El filme está resuelto además con
esa grandilocuencia fotográfica, que ya debe ser un sello propio del director;
con la presencia incluso aplastante del paisaje, que ya se veía desde Los viajes del tiempo, y hasta en la
urbanidad de La sombra del caminante.
Más maravilloso aún, saltando desde la sobriedad en blanco y negro de El abrazo de la serpiente al full color
perfectamente mesurado de Pájaros de
verano; pero sobre todo, en ese equilibrio desapasionado con que se
desarrolla el drama, un tono también característico del director.
Aunque el drama aquí lo introduce
la presencia del blanco irrumpiendo en la cultura indígena, el problema es
netamente familiar; siendo de esa forma que repercute en la comunidad, que sólo
hacia el desenlace interviene en el desarrollo.

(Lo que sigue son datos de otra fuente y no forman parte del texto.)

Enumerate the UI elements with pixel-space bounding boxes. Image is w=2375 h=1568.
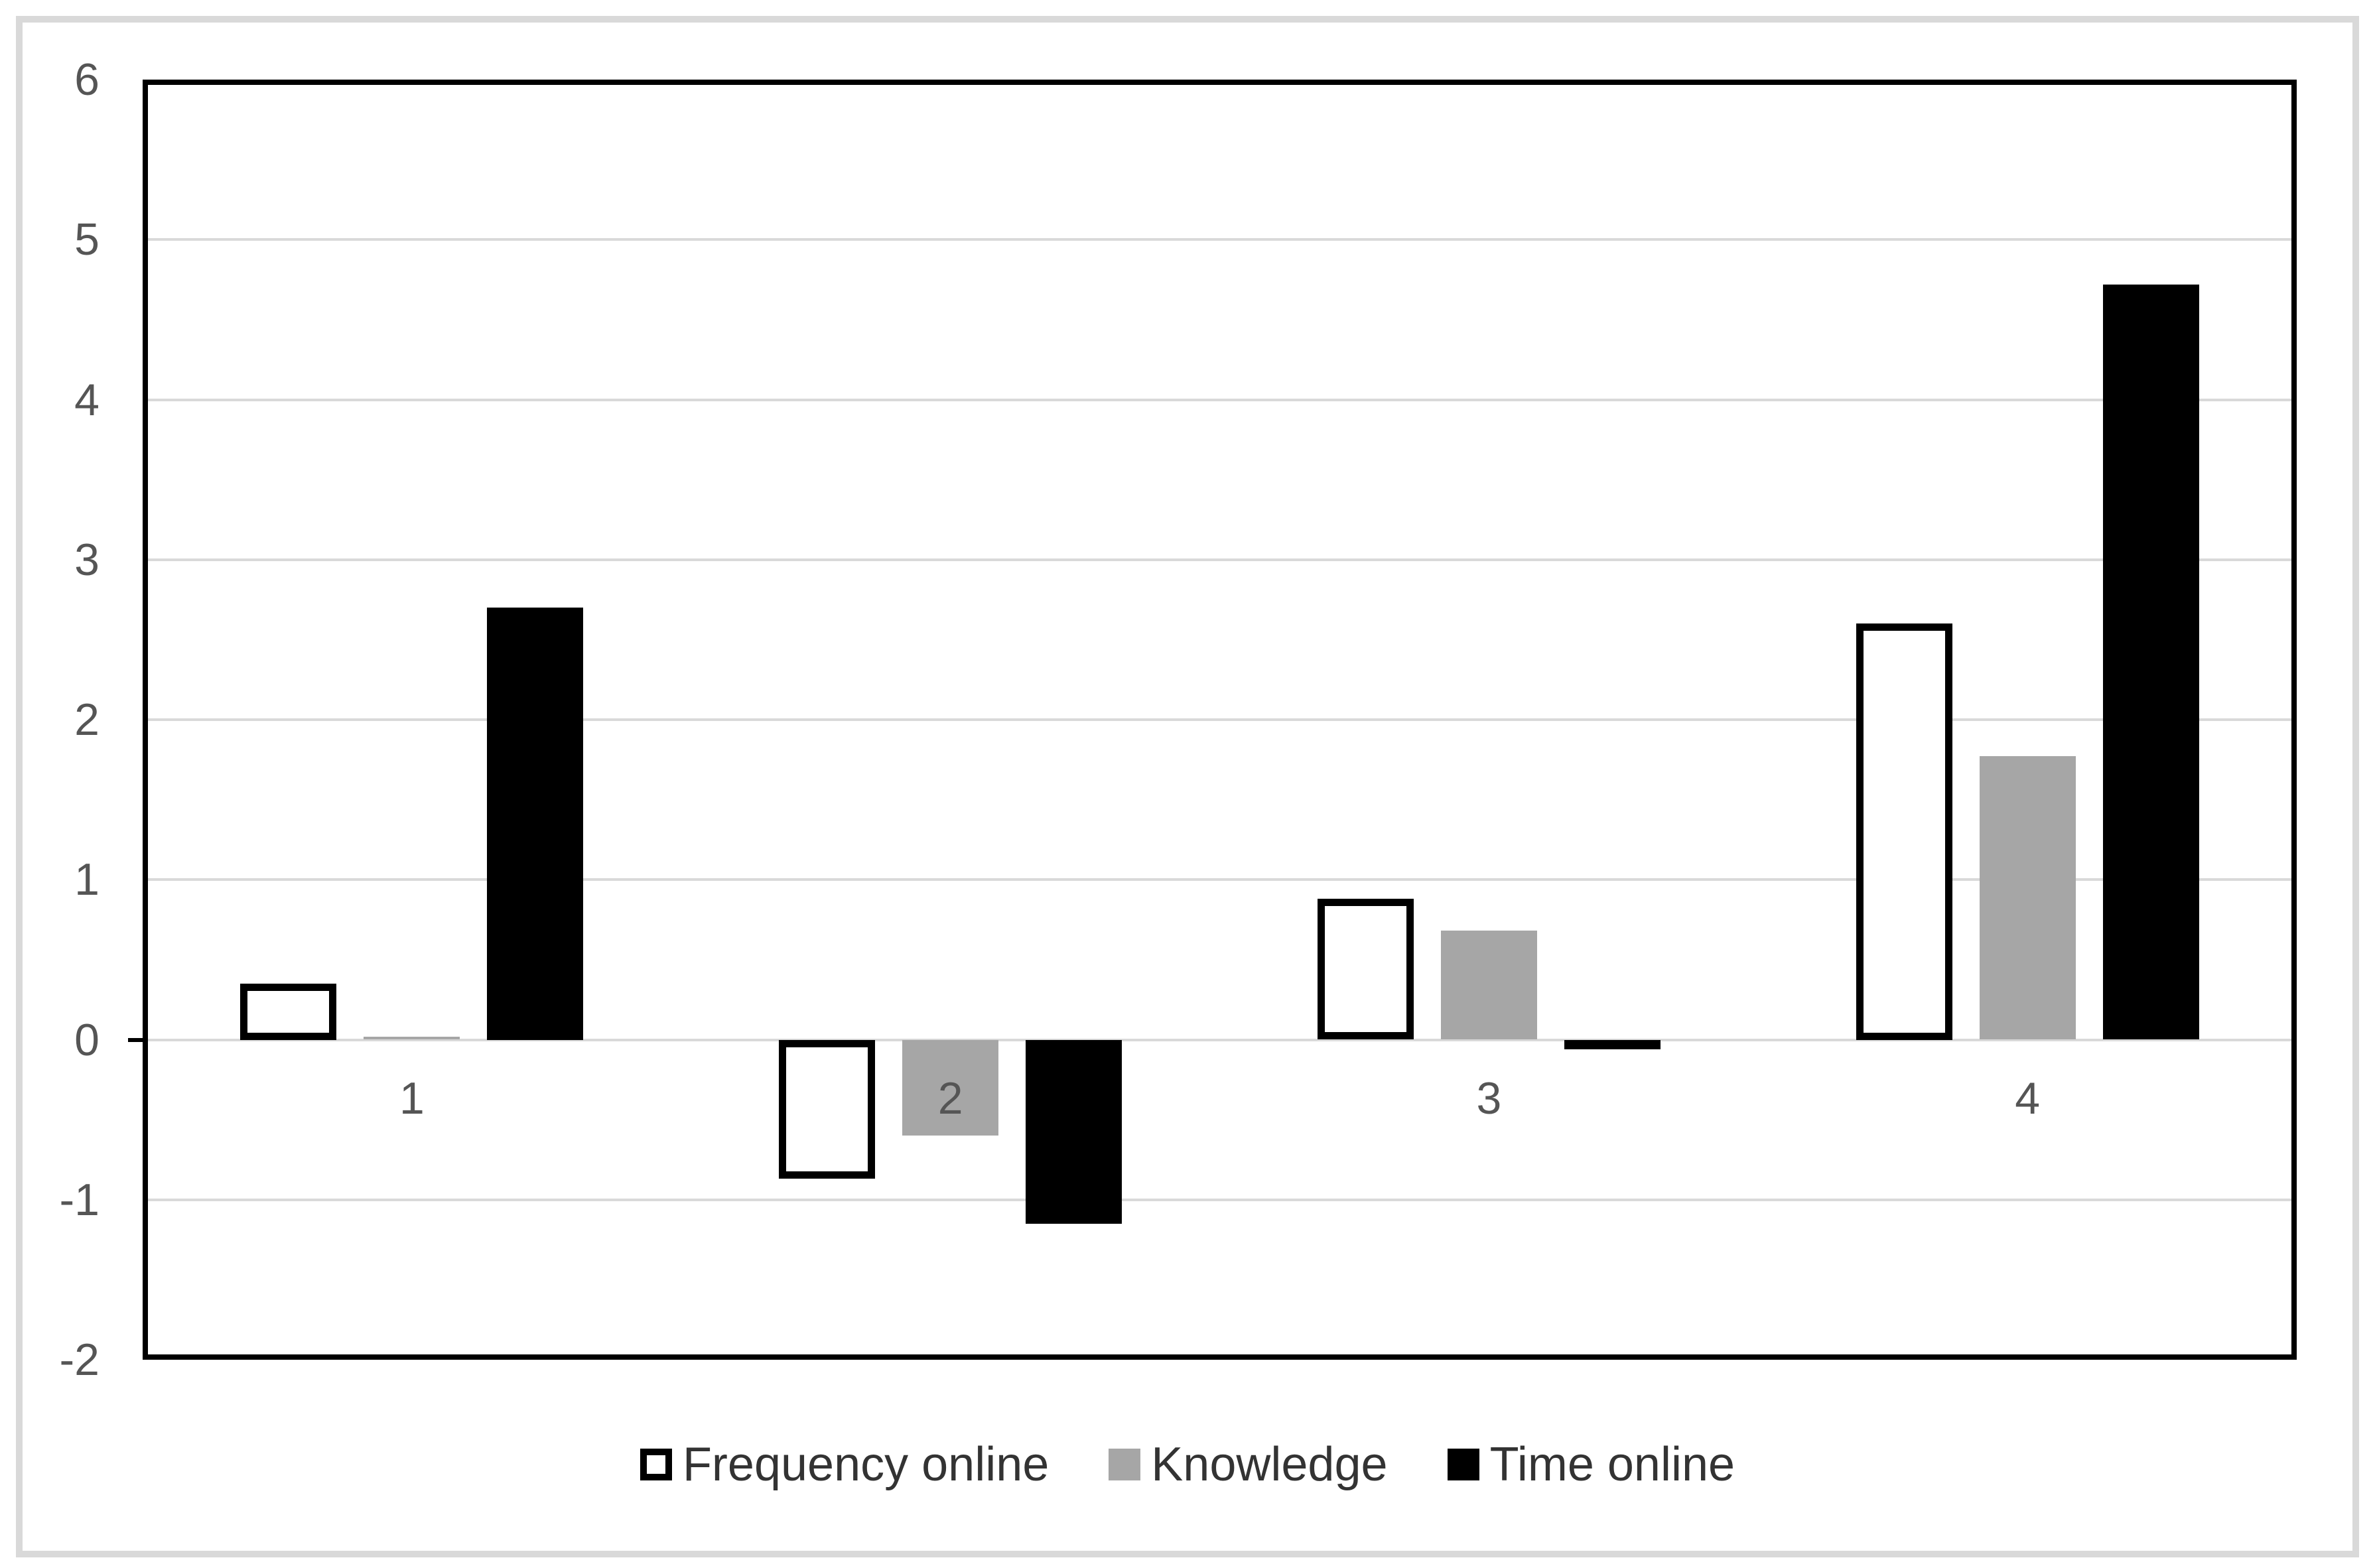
gridline — [148, 398, 2291, 401]
y-axis-tick-label: 2 — [74, 694, 100, 745]
x-axis-category-label: 3 — [1476, 1073, 1502, 1124]
gridline — [148, 558, 2291, 561]
bar-knowledge-group-1 — [364, 1036, 460, 1040]
legend-marker-knowledge-icon — [1109, 1449, 1141, 1480]
legend: Frequency online Knowledge Time online — [0, 1438, 2375, 1491]
bar-knowledge-group-2 — [902, 1039, 999, 1136]
legend-item-frequency-online: Frequency online — [640, 1438, 1049, 1491]
legend-label-frequency-online: Frequency online — [682, 1438, 1050, 1491]
bar-time-online-group-1 — [487, 608, 584, 1040]
y-axis-tick-label: 4 — [74, 374, 100, 425]
gridline — [148, 1038, 2291, 1041]
bar-knowledge-group-3 — [1440, 931, 1537, 1040]
x-axis-category-label: 4 — [2015, 1073, 2041, 1124]
legend-label-knowledge: Knowledge — [1151, 1438, 1388, 1491]
legend-label-time-online: Time online — [1489, 1438, 1735, 1491]
y-axis-tick-label: -1 — [59, 1174, 100, 1225]
y-axis-tick-label: 1 — [74, 854, 100, 905]
bar-frequency-online-group-4 — [1856, 623, 1952, 1040]
bar-time-online-group-3 — [1564, 1039, 1661, 1049]
bar-frequency-online-group-2 — [779, 1039, 876, 1179]
gridline — [148, 718, 2291, 721]
x-axis-category-label: 1 — [399, 1073, 425, 1124]
bar-knowledge-group-4 — [1979, 756, 2076, 1040]
y-axis-tick-label: 5 — [74, 214, 100, 265]
plot-area — [143, 80, 2297, 1360]
gridline — [148, 878, 2291, 882]
bar-frequency-online-group-1 — [240, 984, 337, 1040]
gridline — [148, 1198, 2291, 1201]
legend-item-time-online: Time online — [1447, 1438, 1735, 1491]
legend-marker-frequency-online-icon — [640, 1449, 672, 1480]
bar-time-online-group-2 — [1026, 1039, 1122, 1224]
legend-marker-time-online-icon — [1447, 1449, 1479, 1480]
gridline — [148, 238, 2291, 241]
bar-frequency-online-group-3 — [1317, 899, 1414, 1040]
y-axis-tick-label: -2 — [59, 1335, 100, 1385]
y-axis-tick-label: 3 — [74, 534, 100, 585]
bar-time-online-group-4 — [2102, 284, 2199, 1040]
y-axis-tick-label: 6 — [74, 54, 100, 105]
zero-axis-tick — [128, 1037, 145, 1042]
legend-item-knowledge: Knowledge — [1109, 1438, 1388, 1491]
x-axis-category-label: 2 — [937, 1073, 963, 1124]
y-axis-tick-label: 0 — [74, 1014, 100, 1065]
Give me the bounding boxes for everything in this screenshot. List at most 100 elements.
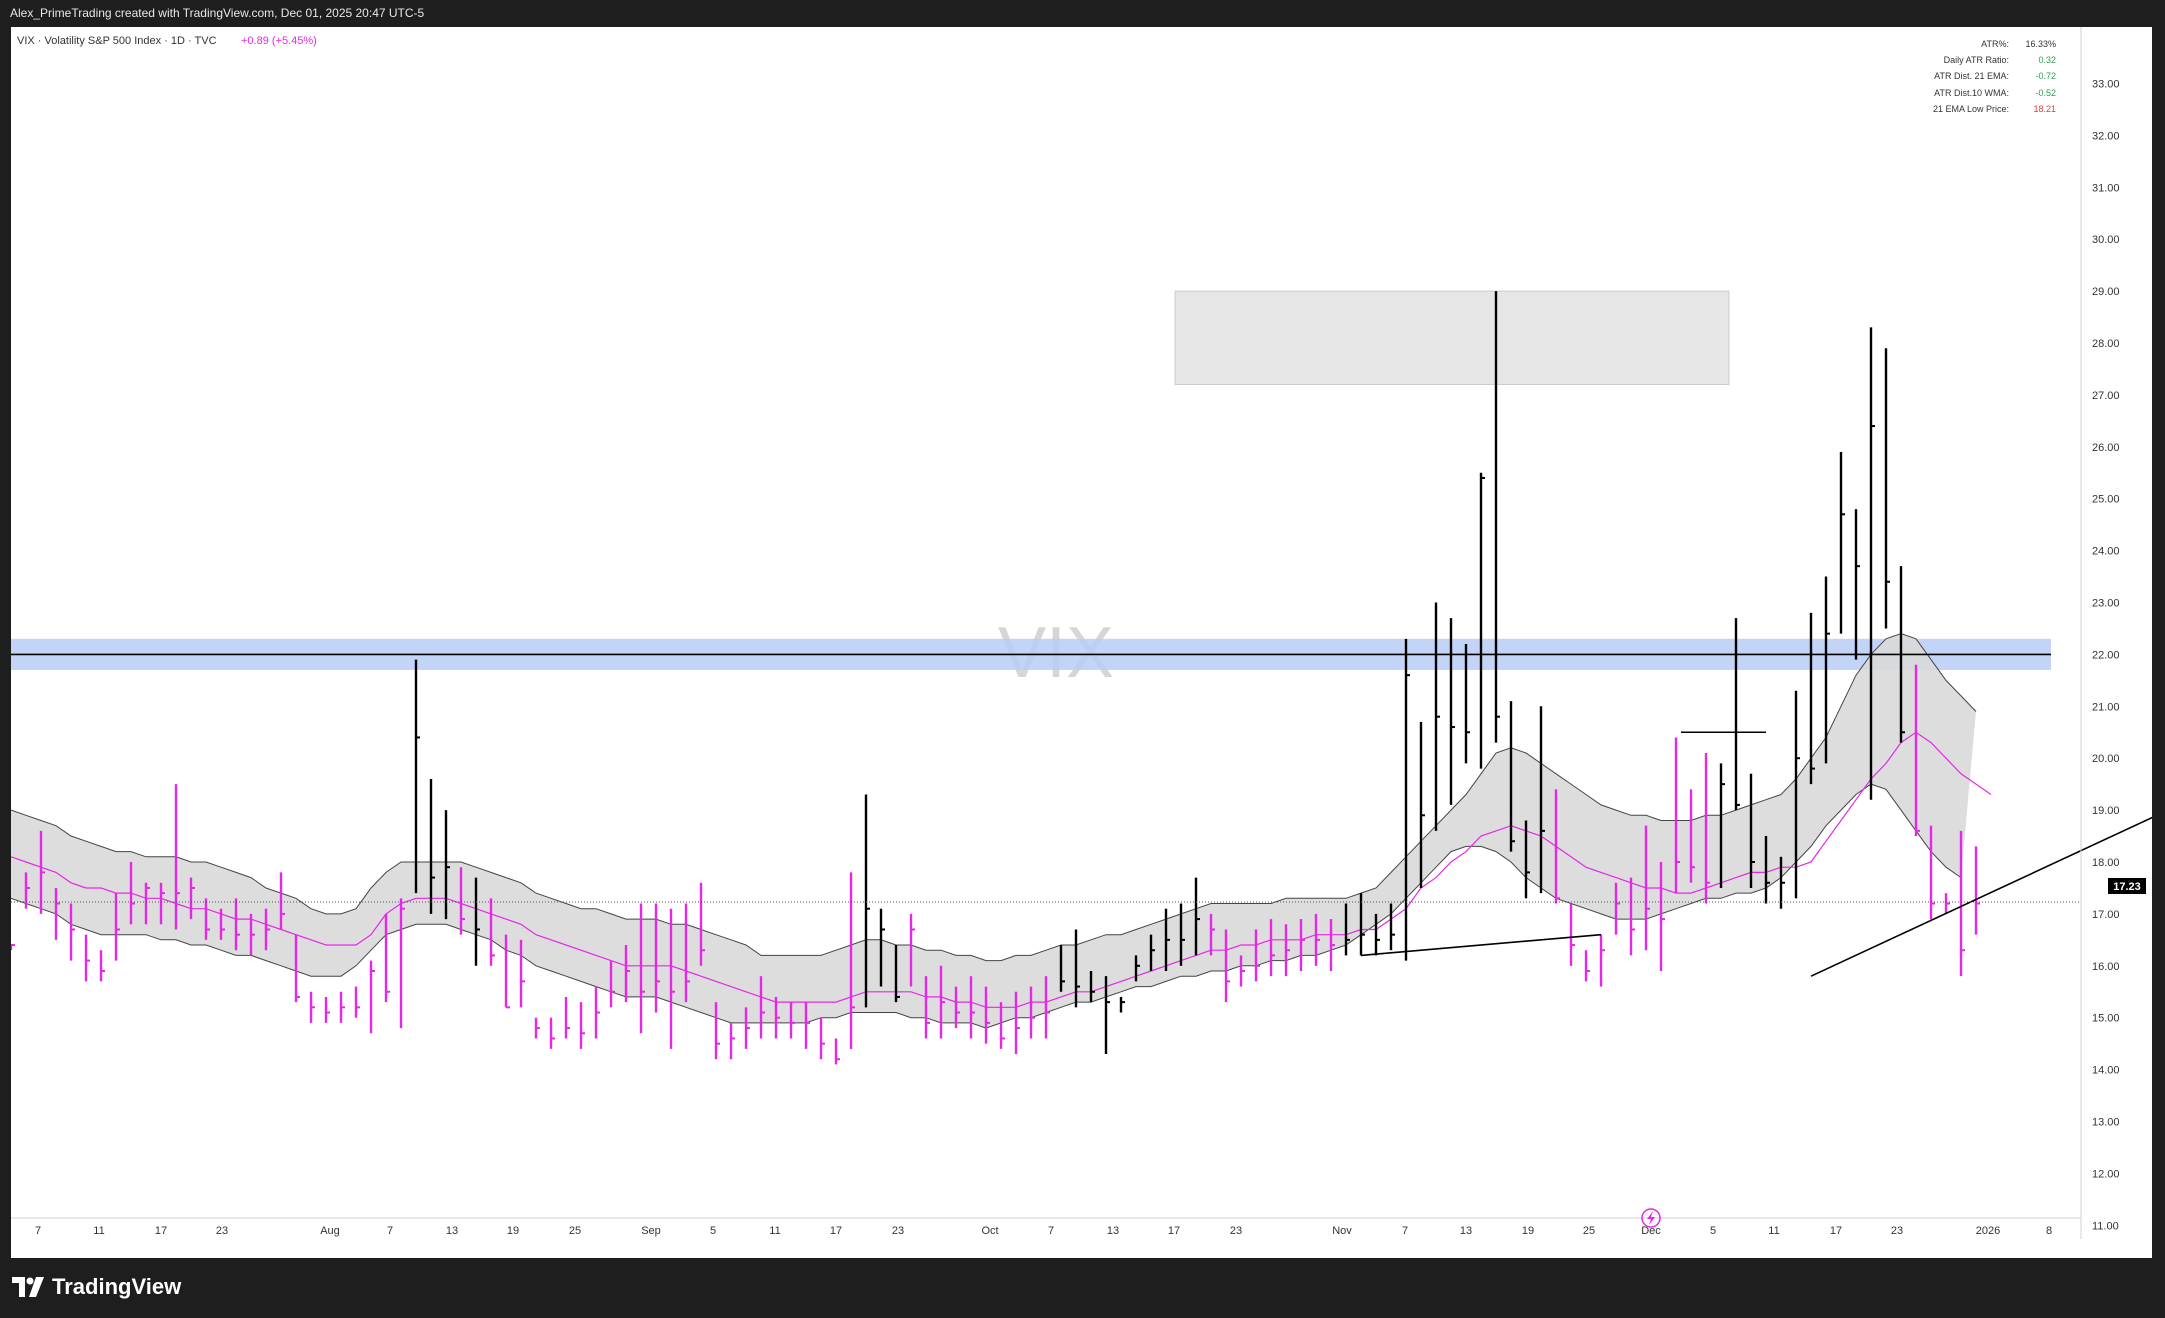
ohlc-bar [1929,825,1935,920]
chart-panel[interactable]: VIX 11.0012.0013.0014.0015.0016.0017.001… [11,27,2152,1258]
time-tick-label: 25 [569,1225,581,1237]
last-price-label: 17.23 [2113,881,2141,893]
ohlc-bar [189,877,195,920]
time-tick-label: 17 [1168,1225,1180,1237]
ohlc-bar [1029,986,1035,1039]
ohlc-bar [1959,830,1965,977]
stats-table: ATR%: 16.33% Daily ATR Ratio: 0.32 ATR Dist.… [1933,39,2056,114]
time-tick-label: 7 [1402,1225,1408,1237]
ohlc-bar [1584,950,1590,982]
ohlc-bar [24,872,30,909]
chart-canvas[interactable]: VIX 11.0012.0013.0014.0015.0016.0017.001… [11,27,2152,1258]
time-tick-label: 13 [1460,1225,1472,1237]
ohlc-bar [1509,701,1515,852]
ohlc-bar [1179,903,1185,966]
ohlc-bar [309,991,315,1023]
ohlc-bar [54,887,60,940]
price-tick-label: 18.00 [2092,857,2120,869]
time-tick-label: 11 [769,1225,780,1237]
ohlc-bar [1224,929,1230,1003]
ohlc-bar [1539,706,1545,894]
price-tick-label: 16.00 [2092,961,2120,973]
ohlc-bar [1479,472,1485,769]
time-tick-label: 19 [507,1225,519,1237]
ohlc-bar [339,991,345,1023]
ohlc-bar [1374,913,1380,956]
ohlc-bar [1329,919,1335,971]
ohlc-bar [264,908,270,951]
time-tick-label: 23 [216,1225,228,1237]
price-tick-label: 11.00 [2092,1220,2119,1232]
ohlc-bar [1944,893,1950,914]
ohlc-bar [654,903,660,1013]
price-tick-label: 17.00 [2092,909,2120,921]
ohlc-bar [519,939,525,1008]
ohlc-bar [639,903,645,1034]
price-tick-label: 28.00 [2092,338,2120,350]
ohlc-bar [1314,913,1320,966]
ohlc-bar [1689,789,1695,883]
ohlc-bar [684,903,690,1003]
ohlc-bar [1389,903,1395,951]
time-tick-label: 19 [1522,1225,1534,1237]
ohlc-bar [324,996,330,1023]
ohlc-bar [1704,753,1710,904]
ohlc-bar [429,778,435,914]
price-tick-label: 32.00 [2092,130,2120,142]
time-tick-label: Dec [1641,1225,1661,1237]
time-tick-label: 25 [1583,1225,1595,1237]
tradingview-logo-icon [12,1277,44,1297]
ohlc-bar [669,908,675,1049]
stats-label: 21 EMA Low Price: [1933,104,2009,114]
lightning-icon[interactable] [1641,1208,1661,1228]
ohlc-bar [1284,924,1290,977]
supply-zone [1174,290,1730,386]
tradingview-logo[interactable]: TradingView [12,1274,181,1300]
ohlc-bar [99,950,105,982]
ohlc-bar [1254,929,1260,982]
ohlc-bar [1119,996,1125,1013]
ohlc-bar [624,945,630,1003]
top-bar: Alex_PrimeTrading created with TradingVi… [0,0,2165,27]
ohlc-bar [1629,877,1635,956]
legend-change: +0.89 (+5.45%) [241,35,317,47]
price-tick-label: 23.00 [2092,598,2120,610]
price-tick-label: 26.00 [2092,442,2120,454]
price-tick-label: 15.00 [2092,1013,2120,1025]
ohlc-bar [129,862,135,925]
ohlc-bar [789,1002,795,1039]
ohlc-bar [864,794,870,1008]
ohlc-bar [774,996,780,1039]
price-tick-label: 22.00 [2092,649,2120,661]
ohlc-bar [534,1017,540,1039]
ohlc-bar [1494,291,1500,743]
ohlc-bar [144,882,150,925]
ohlc-bar [579,1002,585,1049]
time-tick-label: 7 [1048,1225,1054,1237]
ohlc-bar [1854,509,1860,660]
ohlc-bar [504,934,510,1009]
price-tick-label: 27.00 [2092,390,2120,402]
ohlc-bar [819,1017,825,1060]
stats-label: Daily ATR Ratio: [1944,55,2009,65]
last-price-tag: 17.23 [2108,878,2146,894]
ohlc-bar [1794,690,1800,899]
ohlc-bar [1524,820,1530,899]
ohlc-bar [1269,919,1275,977]
ohlc-bar [1434,602,1440,831]
ohlc-bar [1239,955,1245,987]
time-tick-label: Nov [1332,1225,1352,1237]
ohlc-bar [444,810,450,920]
ohlc-bar [939,965,945,1039]
time-tick-label: 11 [93,1225,104,1237]
price-tick-label: 13.00 [2092,1117,2120,1129]
ohlc-bar [294,934,300,1003]
time-tick-label: 7 [387,1225,393,1237]
time-tick-label: 8 [2046,1225,2052,1237]
ohlc-bar [1554,789,1560,904]
time-tick-label: Sep [641,1225,661,1237]
ohlc-bar [114,893,120,961]
ohlc-bar [1674,737,1680,894]
ohlc-bar [804,1002,810,1049]
ohlc-bar [234,898,240,951]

La estructura recuerda en mucho
la relación tensa del intercambio entre coro y protagonista, que hacía
particularmente densa la representación clásica en su procedencia procesional;
pero ayudada de modo muy especial, como un énfasis, por la teatralidad del vestuario
y las costumbres de la etnia wayúu, bien explotadas.
El filme tiene otros aportes
marginales, como el esclarecimiento de clichés recurrentes a la literatura
latinoamericana; como el caso del fuerte matriarcado social, que no es
pintoresco (Úrsula Iguarán) ni común (Mariana Grajales), sino que tiene
características muy propias y locales. Otro es la extrema singularidad que
subyace detrás de esa hispanidad genérica de los países latinoamericanos; donde
late con un sentido propio la identidad de los pueblos originarios a los que esta
se superpone. Como curiosidad, aquí se trata de una cultura no sometida por la
expansión colonial española, y beligerante en eso; que más allá de lo que eso
signifique en términos de reivindicación política, mostraría el verdadero
rostro de la realidad.
En fin, una película
definitivamente hermosa, que descubre a uno de los directores más interesantes
de la región; pero que también hace propuestas originales, como la del cine
apropiándose de los recursos narrativos de la literatura. Esa es una evolución
que puede haber sido predecible, desde monumentos como Faulkner o Hemingway;
pero que pocas veces conoce una concreción feliz, madura y consistente en su
suficiencia, como esta de Ciro Guerra en su cinematografía espectacular.